Agent Workflow separates workflow definition from execution. The StepRunner interface is the seam — swap the bean, not the workflow:
LevelRunnerWhat it adds
0LocalStepRunnerIn-process, zero overhead. Default.
1CheckpointingStepRunnerJDBC crash recovery — resume from last completed step
2TemporalStepRunnerDistributed durable execution via Temporal activities
Same workflow code at every level:
// Level 0 — default, no persistence
@Bean StepRunner stepRunner() {
    return new LocalStepRunner();
}

// Level 1 — JDBC crash recovery
@Bean StepRunner stepRunner(AgentStepExecutionReadRepository readRepo,
                            AgentStepExecutionWriteRepository writeRepo) {
    return new CheckpointingStepRunner(readRepo, writeRepo);
}

// Level 2 — Temporal durable execution
@Bean StepRunner stepRunner() {
    return new TemporalStepRunner("agent-tasks");
}

CheckpointingStepRunner

Persists step outputs to a JDBC database.
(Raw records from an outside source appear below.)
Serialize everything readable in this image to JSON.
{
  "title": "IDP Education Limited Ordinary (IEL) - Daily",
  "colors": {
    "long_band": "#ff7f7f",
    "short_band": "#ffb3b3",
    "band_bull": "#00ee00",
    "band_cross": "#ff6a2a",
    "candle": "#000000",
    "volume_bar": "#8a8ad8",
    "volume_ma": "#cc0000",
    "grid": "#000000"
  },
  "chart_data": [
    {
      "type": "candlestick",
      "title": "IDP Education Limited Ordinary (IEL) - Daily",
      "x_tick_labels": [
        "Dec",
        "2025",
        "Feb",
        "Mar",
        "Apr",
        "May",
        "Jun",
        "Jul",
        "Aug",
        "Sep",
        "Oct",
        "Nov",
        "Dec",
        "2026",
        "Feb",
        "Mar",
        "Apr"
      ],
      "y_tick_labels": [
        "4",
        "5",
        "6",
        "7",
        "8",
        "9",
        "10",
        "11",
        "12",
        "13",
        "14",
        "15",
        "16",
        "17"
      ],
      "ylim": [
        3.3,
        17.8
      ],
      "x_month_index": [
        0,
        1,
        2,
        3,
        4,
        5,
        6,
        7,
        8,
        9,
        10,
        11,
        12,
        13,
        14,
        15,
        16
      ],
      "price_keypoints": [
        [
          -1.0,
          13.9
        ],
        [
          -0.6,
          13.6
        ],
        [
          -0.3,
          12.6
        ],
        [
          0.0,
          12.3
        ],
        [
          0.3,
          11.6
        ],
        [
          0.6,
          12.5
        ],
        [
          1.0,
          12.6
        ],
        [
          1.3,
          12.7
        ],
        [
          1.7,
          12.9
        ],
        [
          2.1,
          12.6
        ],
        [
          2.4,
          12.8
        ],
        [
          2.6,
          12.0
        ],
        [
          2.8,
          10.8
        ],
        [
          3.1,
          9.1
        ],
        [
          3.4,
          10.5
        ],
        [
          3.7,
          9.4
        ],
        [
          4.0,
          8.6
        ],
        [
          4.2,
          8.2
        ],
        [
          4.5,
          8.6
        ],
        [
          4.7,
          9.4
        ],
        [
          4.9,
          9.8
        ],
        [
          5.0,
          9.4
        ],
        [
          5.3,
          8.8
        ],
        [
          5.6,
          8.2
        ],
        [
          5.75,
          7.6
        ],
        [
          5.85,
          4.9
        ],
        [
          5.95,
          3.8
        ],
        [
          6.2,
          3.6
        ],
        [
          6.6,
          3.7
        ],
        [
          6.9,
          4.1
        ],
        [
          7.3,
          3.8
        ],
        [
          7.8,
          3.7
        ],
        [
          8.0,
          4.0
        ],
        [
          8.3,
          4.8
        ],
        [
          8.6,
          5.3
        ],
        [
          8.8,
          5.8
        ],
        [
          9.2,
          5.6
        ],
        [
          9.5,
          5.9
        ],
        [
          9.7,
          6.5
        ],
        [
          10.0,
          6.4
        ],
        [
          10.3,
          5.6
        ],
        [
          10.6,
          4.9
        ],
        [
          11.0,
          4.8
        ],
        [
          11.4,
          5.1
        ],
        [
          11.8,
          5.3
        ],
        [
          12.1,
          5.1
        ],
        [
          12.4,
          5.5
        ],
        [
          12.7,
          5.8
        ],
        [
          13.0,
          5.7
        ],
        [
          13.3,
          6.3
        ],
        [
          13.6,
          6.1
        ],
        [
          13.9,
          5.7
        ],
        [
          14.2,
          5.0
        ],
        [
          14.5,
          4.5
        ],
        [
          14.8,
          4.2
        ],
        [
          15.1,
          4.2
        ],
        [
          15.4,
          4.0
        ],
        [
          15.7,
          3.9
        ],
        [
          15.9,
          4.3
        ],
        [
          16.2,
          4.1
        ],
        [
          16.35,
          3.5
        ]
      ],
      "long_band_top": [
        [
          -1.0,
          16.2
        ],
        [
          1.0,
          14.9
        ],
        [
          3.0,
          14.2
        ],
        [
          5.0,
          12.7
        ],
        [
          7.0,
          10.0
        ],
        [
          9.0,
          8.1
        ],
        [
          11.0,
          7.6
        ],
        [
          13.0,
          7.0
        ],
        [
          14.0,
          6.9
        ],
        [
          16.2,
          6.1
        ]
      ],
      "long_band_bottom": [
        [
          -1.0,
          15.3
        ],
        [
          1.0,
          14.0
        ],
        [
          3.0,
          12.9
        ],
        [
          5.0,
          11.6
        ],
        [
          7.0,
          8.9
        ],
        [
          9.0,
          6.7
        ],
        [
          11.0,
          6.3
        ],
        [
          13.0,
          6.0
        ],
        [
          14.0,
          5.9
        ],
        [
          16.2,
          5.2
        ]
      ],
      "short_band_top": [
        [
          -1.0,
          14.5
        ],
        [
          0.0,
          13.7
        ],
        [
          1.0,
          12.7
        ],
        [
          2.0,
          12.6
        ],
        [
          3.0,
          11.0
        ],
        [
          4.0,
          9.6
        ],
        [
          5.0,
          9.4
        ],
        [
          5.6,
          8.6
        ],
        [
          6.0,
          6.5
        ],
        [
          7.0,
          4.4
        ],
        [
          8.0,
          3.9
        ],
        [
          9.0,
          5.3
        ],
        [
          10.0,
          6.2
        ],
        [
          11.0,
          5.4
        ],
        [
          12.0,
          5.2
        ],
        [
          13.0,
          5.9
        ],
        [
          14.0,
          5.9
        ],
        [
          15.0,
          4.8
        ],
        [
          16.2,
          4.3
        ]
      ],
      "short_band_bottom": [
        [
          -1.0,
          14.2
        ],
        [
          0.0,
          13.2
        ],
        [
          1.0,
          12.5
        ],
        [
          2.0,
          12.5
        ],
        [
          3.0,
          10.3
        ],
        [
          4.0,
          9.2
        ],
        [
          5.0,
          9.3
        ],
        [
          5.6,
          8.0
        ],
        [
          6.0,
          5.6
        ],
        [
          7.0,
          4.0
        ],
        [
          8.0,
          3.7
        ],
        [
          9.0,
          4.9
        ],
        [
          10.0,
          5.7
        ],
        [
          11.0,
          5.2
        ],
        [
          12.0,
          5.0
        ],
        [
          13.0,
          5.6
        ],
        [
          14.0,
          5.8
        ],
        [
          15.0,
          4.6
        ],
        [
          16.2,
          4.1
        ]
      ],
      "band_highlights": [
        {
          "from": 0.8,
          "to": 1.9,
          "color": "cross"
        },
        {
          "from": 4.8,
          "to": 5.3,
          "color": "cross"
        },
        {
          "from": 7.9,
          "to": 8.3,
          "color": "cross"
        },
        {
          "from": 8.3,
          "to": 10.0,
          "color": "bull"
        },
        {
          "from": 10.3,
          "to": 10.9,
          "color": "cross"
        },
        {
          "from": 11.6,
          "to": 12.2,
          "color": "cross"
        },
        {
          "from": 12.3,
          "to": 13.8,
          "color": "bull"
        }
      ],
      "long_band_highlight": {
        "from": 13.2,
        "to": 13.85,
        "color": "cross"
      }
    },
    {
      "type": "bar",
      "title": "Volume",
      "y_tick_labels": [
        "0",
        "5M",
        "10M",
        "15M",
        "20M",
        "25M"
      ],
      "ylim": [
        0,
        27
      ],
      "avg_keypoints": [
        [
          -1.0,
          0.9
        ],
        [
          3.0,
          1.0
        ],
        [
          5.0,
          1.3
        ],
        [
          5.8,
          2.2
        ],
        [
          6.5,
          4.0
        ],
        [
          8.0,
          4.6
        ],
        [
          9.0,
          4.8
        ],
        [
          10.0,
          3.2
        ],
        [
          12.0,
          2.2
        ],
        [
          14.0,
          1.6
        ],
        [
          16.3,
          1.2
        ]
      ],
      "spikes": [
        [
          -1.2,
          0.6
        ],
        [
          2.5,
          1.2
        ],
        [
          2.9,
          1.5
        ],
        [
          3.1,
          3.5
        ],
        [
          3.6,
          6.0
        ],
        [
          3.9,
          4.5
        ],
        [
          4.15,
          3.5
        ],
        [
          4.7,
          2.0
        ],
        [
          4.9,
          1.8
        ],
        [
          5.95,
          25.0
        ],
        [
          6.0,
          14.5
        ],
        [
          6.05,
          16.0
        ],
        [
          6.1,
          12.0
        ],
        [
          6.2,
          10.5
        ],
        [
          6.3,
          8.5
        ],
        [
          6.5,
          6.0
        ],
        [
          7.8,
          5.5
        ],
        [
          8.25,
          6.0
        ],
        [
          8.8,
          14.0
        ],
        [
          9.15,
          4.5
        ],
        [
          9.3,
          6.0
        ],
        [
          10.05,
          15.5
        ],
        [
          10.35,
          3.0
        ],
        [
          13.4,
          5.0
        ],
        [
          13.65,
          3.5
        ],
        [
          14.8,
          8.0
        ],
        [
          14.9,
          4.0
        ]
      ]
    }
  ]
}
On restart with the same runId, completed steps are skipped — their cached output is returned directly.

How it works

  1. Before executing a step, queries by (runId, stepName) — the checkpoint key
  2. If a COMPLETED record exists, returns the cached outputPayload (skip)
  3. Otherwise, creates a STARTED record, executes the step, upgrades to COMPLETED with the serialized output
  4. On exception, records FAILED with the error message

Maven coordinates

<dependency>
    <groupId>io.github.markpollack</groupId>
    <artifactId>workflow-batch</artifactId>
    <version>0.3.0</version>
</dependency>
Requires Spring Data JPA and a JDBC DataSource on the classpath. H2 works for development; Postgres or MySQL for production.

Crash-and-resume example

A 4-step workflow crashes at step 3. On resume with the same runId, steps 1-2 are skipped (cached), steps 3-4 execute normally:
// Define deterministic steps
Step<String, String> step1 = Step.named("step-1", (ctx, in) -> in + "→1");
Step<String, String> step2 = Step.named("step-2", (ctx, in) -> in + "→2");
Step<String, String> step3 = Step.named("step-3", (ctx, in) -> {
    if (shouldCrash()) throw new RuntimeException("crash!");
    return in + "→3";
});
Step<String, String> step4 = Step.named("step-4", (ctx, in) -> in + "→4");

var workflow = Workflow.<String, String>define("crash-resume")
        .step(step1).step(step2).step(step3).step(step4)
        .build();

// First attempt — crashes at step 3
// Steps 1-2 are persisted as COMPLETED, step-3 as FAILED
var ctx = AgentContext.withRunId("run-1");
var executor = new WorkflowExecutor(checkpointRunner, TraceRecorder.noop());
executor.execute(workflow.graph(), ctx, "start"); // throws

// Second attempt — same runId
// Steps 1-2 SKIPPED (cached output returned), steps 3-4 execute
String result = executor.execute(workflow.graph(), ctx, "start");
// result: "start→1→2→3→4"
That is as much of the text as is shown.